Ranchers need to learn to live with predators
When I read an article that says “we have to get a handle on the livestock predation issue,” I wonder if the writer means domestic dogs or coyotes. I am not speaking tongue in cheek since the USDA’s livestock predation reports list those two as the biggest killers of sheep and cattle, of course after disease, that is number one.
As I read further I see the hysteria over wolves and denial of facts is alive and well.
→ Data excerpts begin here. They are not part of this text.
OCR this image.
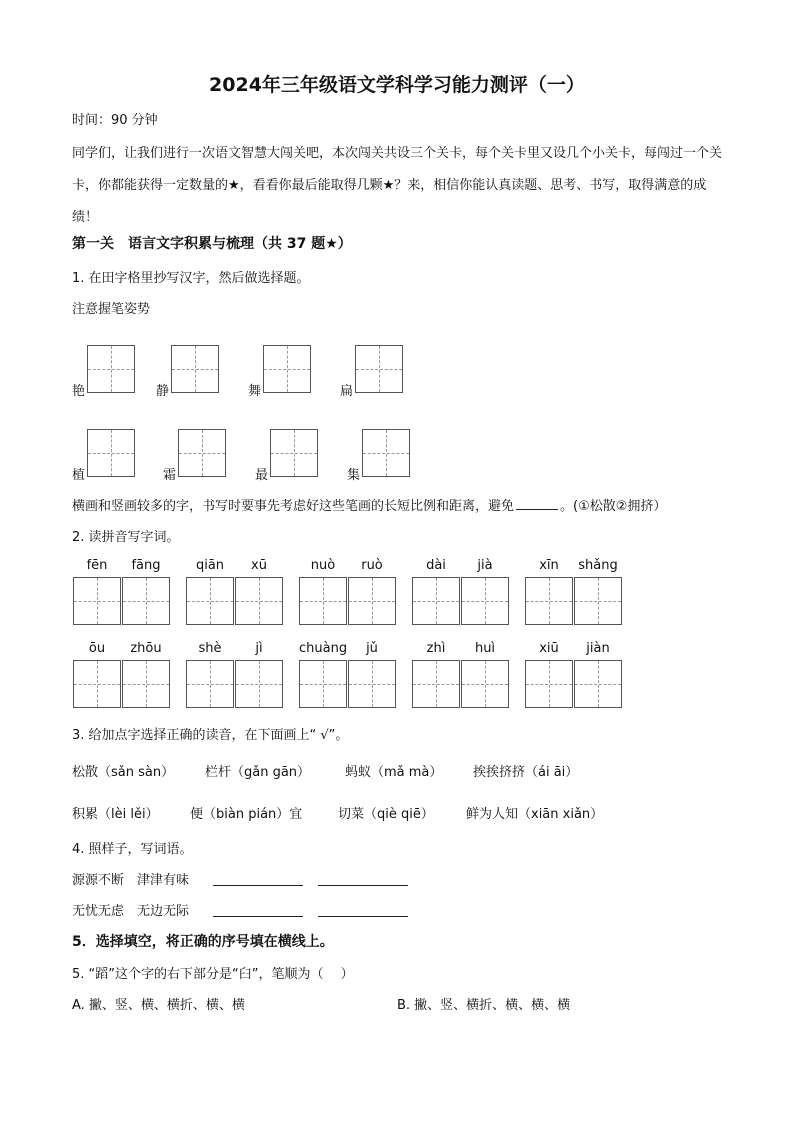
2024年三年级语文学科学习能力测评（一）
时间：90 分钟
同学们，让我们进行一次语文智慧大闯关吧，本次闯关共设三个关卡，每个关卡里又设几个小关卡，每闯过一个关卡，你都能获得一定数量的★，看看你最后能取得几颗★？来，相信你能认真读题、思考、书写，取得满意的成绩！
第一关　语言文字积累与梳理（共 37 题★）
1. 在田字格里抄写汉字，然后做选择题。
注意握笔姿势
艳	静	舞	扁
植	霜	最	集
横画和竖画较多的字，书写时要事先考虑好这些笔画的长短比例和距离，避免	。(①松散②拥挤）
2. 读拼音写字词。
fēn	fāng	qiān	xū	nuò	ruò	dài	jià	xīn	shǎng
ōu	zhōu	shè	jì	chuàng	jǔ	zhì	huì	xiū	jiàn
3. 给加点字选择正确的读音，在下面画上“ √”。
松散（sǎn sàn） 栏杆（gǎn gān）	蚂蚁（mǎ mà） 挨挨挤挤（ái āi）
积累（lèi lěi） 便（biàn pián）宜	切菜（qiè qiē） 鲜为人知（xiān xiǎn）
4. 照样子，写词语。
源源不断　津津有味
无忧无虑　无边无际
5．选择填空，将正确的序号填在横线上。
5. “蹈”这个字的右下部分是“臼”，笔顺为（　 ）
A. 撇、竖、横、横折、横、横	B. 撇、竖、横折、横、横、横
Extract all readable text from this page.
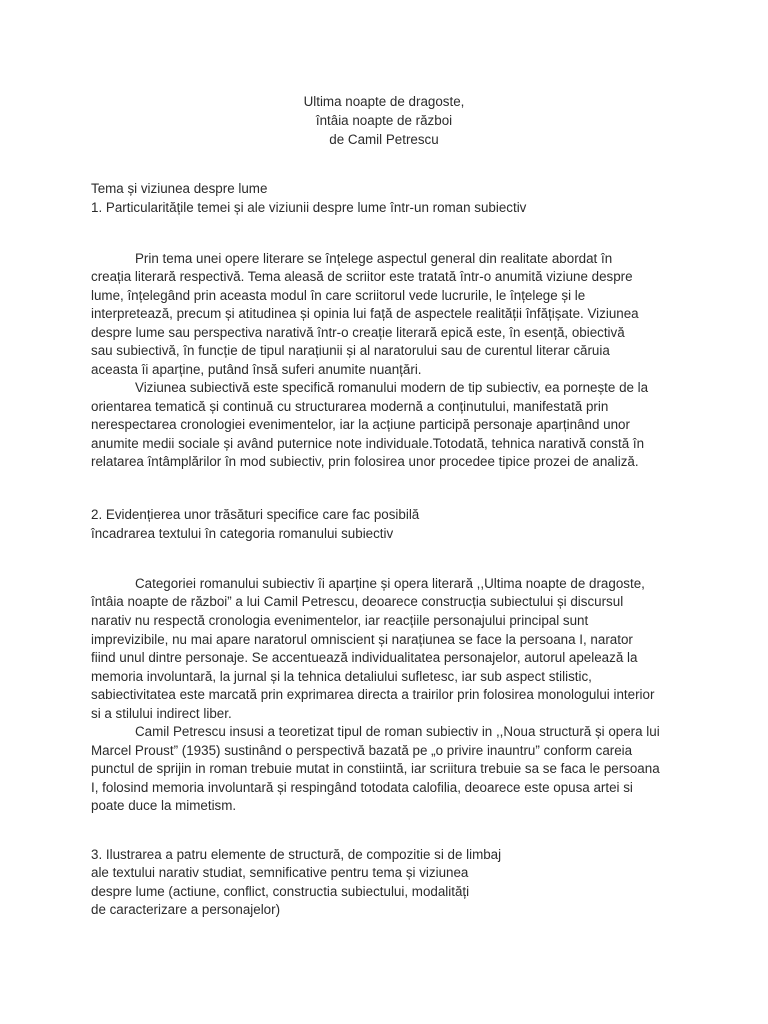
Ultima noapte de dragoste,
întâia noapte de război
de Camil Petrescu
Tema și viziunea despre lume
1. Particularitățile temei și ale viziunii despre lume într-un roman subiectiv
Prin tema unei opere literare se înțelege aspectul general din realitate abordat în
creația literară respectivă. Tema aleasă de scriitor este tratată într-o anumită viziune despre
lume, înțelegând prin aceasta modul în care scriitorul vede lucrurile, le înțelege și le
interpretează, precum și atitudinea și opinia lui față de aspectele realității înfățișate. Viziunea
despre lume sau perspectiva narativă într-o creație literară epică este, în esență, obiectivă
sau subiectivă, în funcție de tipul narațiunii și al naratorului sau de curentul literar căruia
aceasta îi aparține, putând însă suferi anumite nuanțări.
Viziunea subiectivă este specifică romanului modern de tip subiectiv, ea pornește de la
orientarea tematică și continuă cu structurarea modernă a conținutului, manifestată prin
nerespectarea cronologiei evenimentelor, iar la acțiune participă personaje aparținând unor
anumite medii sociale și având puternice note individuale.Totodată, tehnica narativă constă în
relatarea întâmplărilor în mod subiectiv, prin folosirea unor procedee tipice prozei de analiză.
2. Evidențierea unor trăsături specifice care fac posibilă
încadrarea textului în categoria romanului subiectiv
Categoriei romanului subiectiv îi aparține și opera literară ,,Ultima noapte de dragoste,
întâia noapte de război” a lui Camil Petrescu, deoarece construcția subiectului și discursul
narativ nu respectă cronologia evenimentelor, iar reacțiile personajului principal sunt
imprevizibile, nu mai apare naratorul omniscient și narațiunea se face la persoana I, narator
fiind unul dintre personaje. Se accentuează individualitatea personajelor, autorul apelează la
memoria involuntară, la jurnal și la tehnica detaliului sufletesc, iar sub aspect stilistic,
sabiectivitatea este marcată prin exprimarea directa a trairilor prin folosirea monologului interior
si a stilului indirect liber.
Camil Petrescu insusi a teoretizat tipul de roman subiectiv in ,,Noua structură și opera lui
Marcel Proust” (1935) sustinând o perspectivă bazată pe „o privire inauntru” conform careia
punctul de sprijin in roman trebuie mutat in constiintă, iar scriitura trebuie sa se faca le persoana
I, folosind memoria involuntară și respingând totodata calofilia, deoarece este opusa artei si
poate duce la mimetism.
3. Ilustrarea a patru elemente de structură, de compozitie si de limbaj
ale textului narativ studiat, semnificative pentru tema și viziunea
despre lume (actiune, conflict, constructia subiectului, modalități
de caracterizare a personajelor)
On occasion I read statements such as the following, “My husband and I are cattle ranchers in California and our cows calve in pastures with coyote packs, mountain lions and other predators, and we use only nonlethal livestock protection methods.”
Idaho ranchers seem to not accept even statements by fellow ranchers that nonlethal predation methods work. Many ranchers that use my taxpayer dollars to feed their cattle on my public land do not want to invest anything in protecting their business as other businesses do when conditions change (when wolves appear on the landscape).
My tax dollars also pay the federal Wildlife Services to kill predators (along with thousands of unintended birds and mammals) for the ranchers.
No, I am not an Idaho resident but my tax dollars are. Thankfully, most of us are capable of caring about more than ourselves and our immediate surroundings. If we care enough to keep open minds and practice responsible, competent livestock management, we can learn to how to ranch peacefully alongside predators.
I will expend all the energy available to me to see that goal is reached.